Dunbar’s Number and Organization of Organizations

I’ve been reading some of Robin Dunbar’s work recently, specifically Dunbar’s number. According to this idea, humans are capable of having meaningful interaction with about 150 people. In my recent readings, it seems “other” personified entities (such as God or our pets) can be included in our counts.

Dunbar suggests the number is actually one in a hierarchy, with each level comprising about three times the number of individuals at the previous level. The exact numbers are not important, but Dunbar finds humans maintain about five with who they have close interactions (think immediate family members and closest friends), 15 fill the next layer of associates. With each layer, we have more individuals with less intimate, but still meaningful, interactions.

I have started to think about those layers and the world of work, especially in the world of information technology. I am starting to see that we have close colleagues who are interdependent on each other. We cannot do our jobs unless they are doing their jobs. Our interdependence is mutual.

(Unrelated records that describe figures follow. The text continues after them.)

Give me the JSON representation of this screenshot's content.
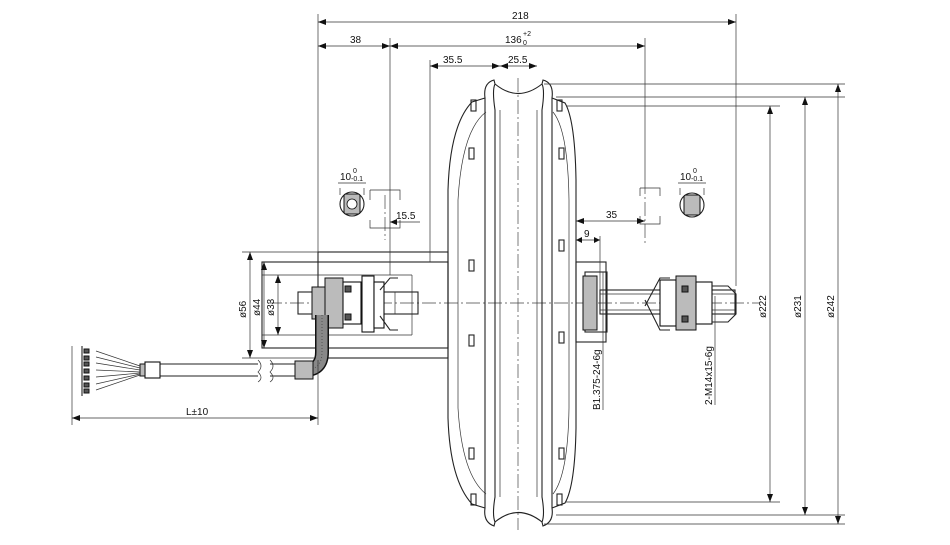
{
  "dimensions": {
    "overall_width": "218",
    "left_axle": "38",
    "stator_width": "136",
    "stator_tol_upper": "+2",
    "stator_tol_lower": "0",
    "left_flange": "35.5",
    "rim_width": "25.5",
    "left_offset": "15.5",
    "right_offset": "35",
    "thread_len": "9",
    "cable_length": "L±10"
  },
  "diameters": {
    "d56": "ø56",
    "d44": "ø44",
    "d33": "ø33",
    "d222": "ø222",
    "d231": "ø231",
    "d242": "ø242"
  },
  "threads": {
    "freewheel": "B1.375-24-6g",
    "axle": "2-M14x15-6g"
  },
  "flats": {
    "left": {
      "nominal": "10",
      "upper": "0",
      "lower": "-0.1"
    },
    "right": {
      "nominal": "10",
      "upper": "0",
      "lower": "-0.1"
    }
  }
}
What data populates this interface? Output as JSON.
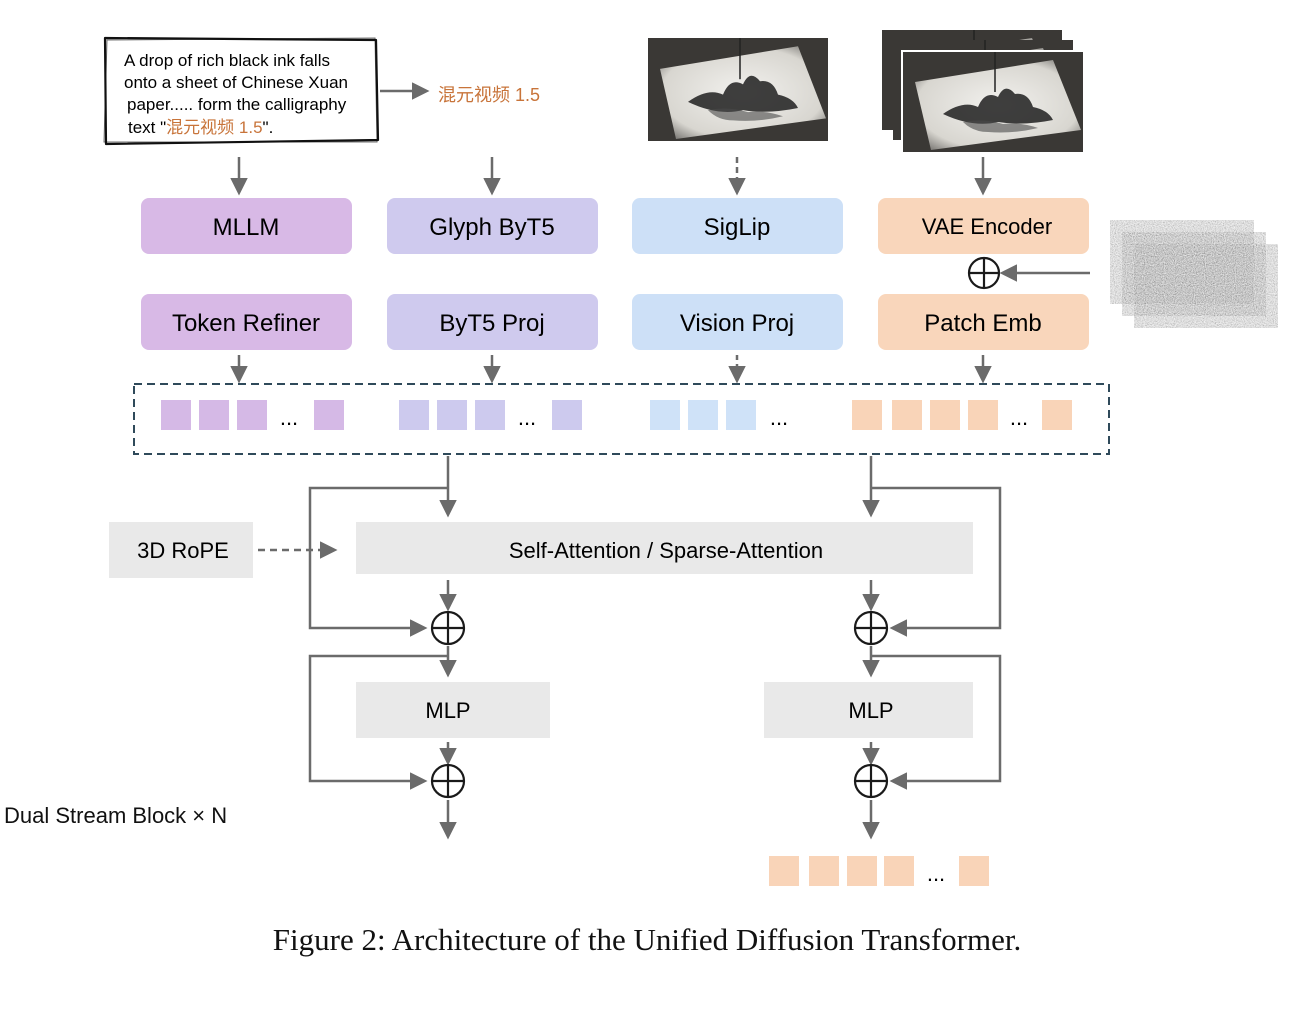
{
  "prompt_text": {
    "line1": "A drop of rich black ink falls",
    "line2": "onto a sheet of Chinese Xuan",
    "line3": "paper..... form the calligraphy",
    "line4_prefix": "text \"",
    "line4_highlight": "混元视频 1.5",
    "line4_suffix": "\"."
  },
  "glyph_text": "混元视频 1.5",
  "encoders": {
    "mllm": "MLLM",
    "glyph_byt5": "Glyph ByT5",
    "siglip": "SigLip",
    "vae_encoder": "VAE Encoder"
  },
  "projections": {
    "token_refiner": "Token Refiner",
    "byt5_proj": "ByT5 Proj",
    "vision_proj": "Vision Proj",
    "patch_emb": "Patch Emb"
  },
  "ellipsis": "...",
  "rope_label": "3D RoPE",
  "attention_label": "Self-Attention / Sparse-Attention",
  "mlp_label": "MLP",
  "dual_stream_label": "Dual Stream Block × N",
  "caption": "Figure 2: Architecture of the Unified Diffusion Transformer.",
  "colors": {
    "purple": "#d8b9e6",
    "lavender": "#cfcaee",
    "blue": "#cde0f7",
    "orange": "#f9d6bb",
    "token_purple": "#d5b9e6",
    "token_lavender": "#cdcaee",
    "token_blue": "#cfe2f8",
    "token_orange": "#f9d4b8",
    "gray_box": "#e9e9e9",
    "arrow": "#6b6b6b",
    "highlight_text": "#c8743a",
    "dashed_border": "#2f4a5a"
  },
  "icons": {
    "plus": "circle-plus-icon",
    "image": "ink-landscape-image",
    "noise": "noise-image"
  }
}
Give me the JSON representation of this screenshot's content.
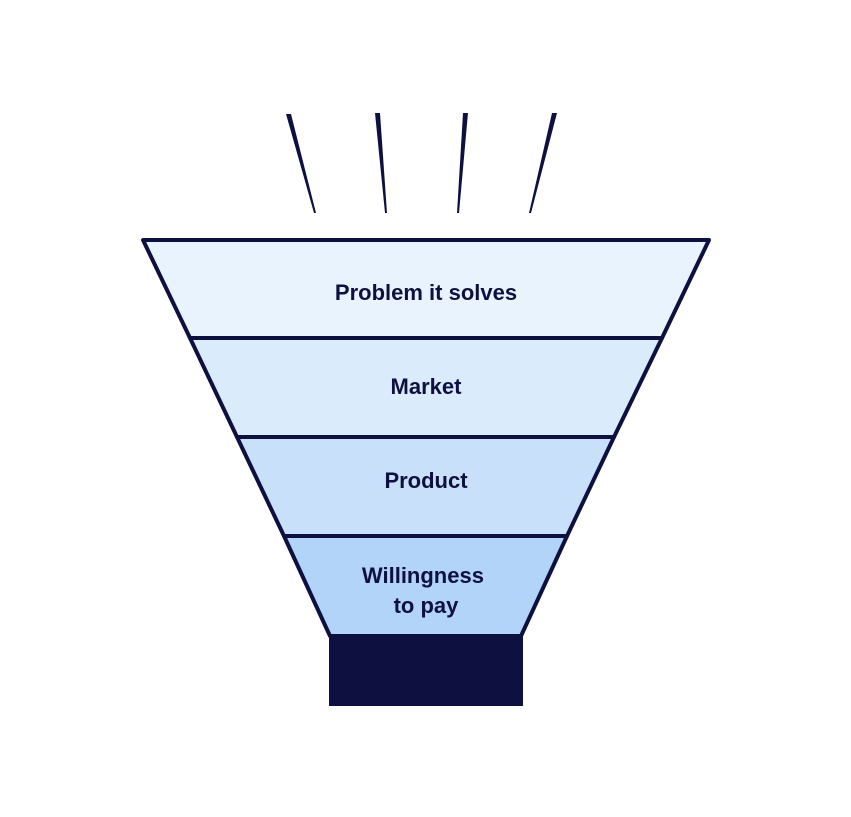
{
  "diagram": {
    "type": "funnel",
    "layers": [
      {
        "lines": [
          "Problem it solves"
        ],
        "fill": "#E9F3FD"
      },
      {
        "lines": [
          "Market"
        ],
        "fill": "#DAEBFC"
      },
      {
        "lines": [
          "Product"
        ],
        "fill": "#C8E0FA"
      },
      {
        "lines": [
          "Willingness",
          "to pay"
        ],
        "fill": "#B1D4F8"
      }
    ],
    "colors": {
      "outline": "#0E1140",
      "text": "#0E1140",
      "spout": "#0E1140",
      "background": "#FFFFFF"
    }
  }
}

At the next layer, there are those whose work depends on us doing our jobs, but these relationships are asymmetric. As an IT professional, other depend on the systems I create, configure, and manage; but functioning IT systems does not guarantee their success.

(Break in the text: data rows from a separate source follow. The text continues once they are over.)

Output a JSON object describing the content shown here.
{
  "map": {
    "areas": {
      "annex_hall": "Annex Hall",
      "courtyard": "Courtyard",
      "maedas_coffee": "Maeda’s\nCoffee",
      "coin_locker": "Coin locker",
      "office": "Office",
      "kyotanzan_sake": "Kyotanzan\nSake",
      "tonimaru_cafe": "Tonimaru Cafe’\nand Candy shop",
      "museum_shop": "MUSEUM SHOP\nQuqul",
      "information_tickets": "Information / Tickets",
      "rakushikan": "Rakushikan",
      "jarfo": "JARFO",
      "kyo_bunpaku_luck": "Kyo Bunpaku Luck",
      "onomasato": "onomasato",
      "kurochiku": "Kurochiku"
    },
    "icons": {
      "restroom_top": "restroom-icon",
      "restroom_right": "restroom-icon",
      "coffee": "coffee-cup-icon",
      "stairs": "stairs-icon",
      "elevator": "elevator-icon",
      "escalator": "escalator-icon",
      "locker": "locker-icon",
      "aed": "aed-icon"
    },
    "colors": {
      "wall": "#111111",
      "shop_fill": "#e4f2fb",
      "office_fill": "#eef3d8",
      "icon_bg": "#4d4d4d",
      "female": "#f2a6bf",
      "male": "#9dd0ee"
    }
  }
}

At the final layer, there are those with whom I interact, but we work on different aspects of the organization. As I conceptualize this hierarchy right now, we contribute to the climate of the organization, but we interact only indirectly.

The hierarchical nature of Dunbar’s number

I’ve been chatting with others (who are outside of my circles right now) about this and they are intrigued at the way Dunbar’s number might help us to think about our colleagues and the support we provide to others. I am intrigues to see where they might take it.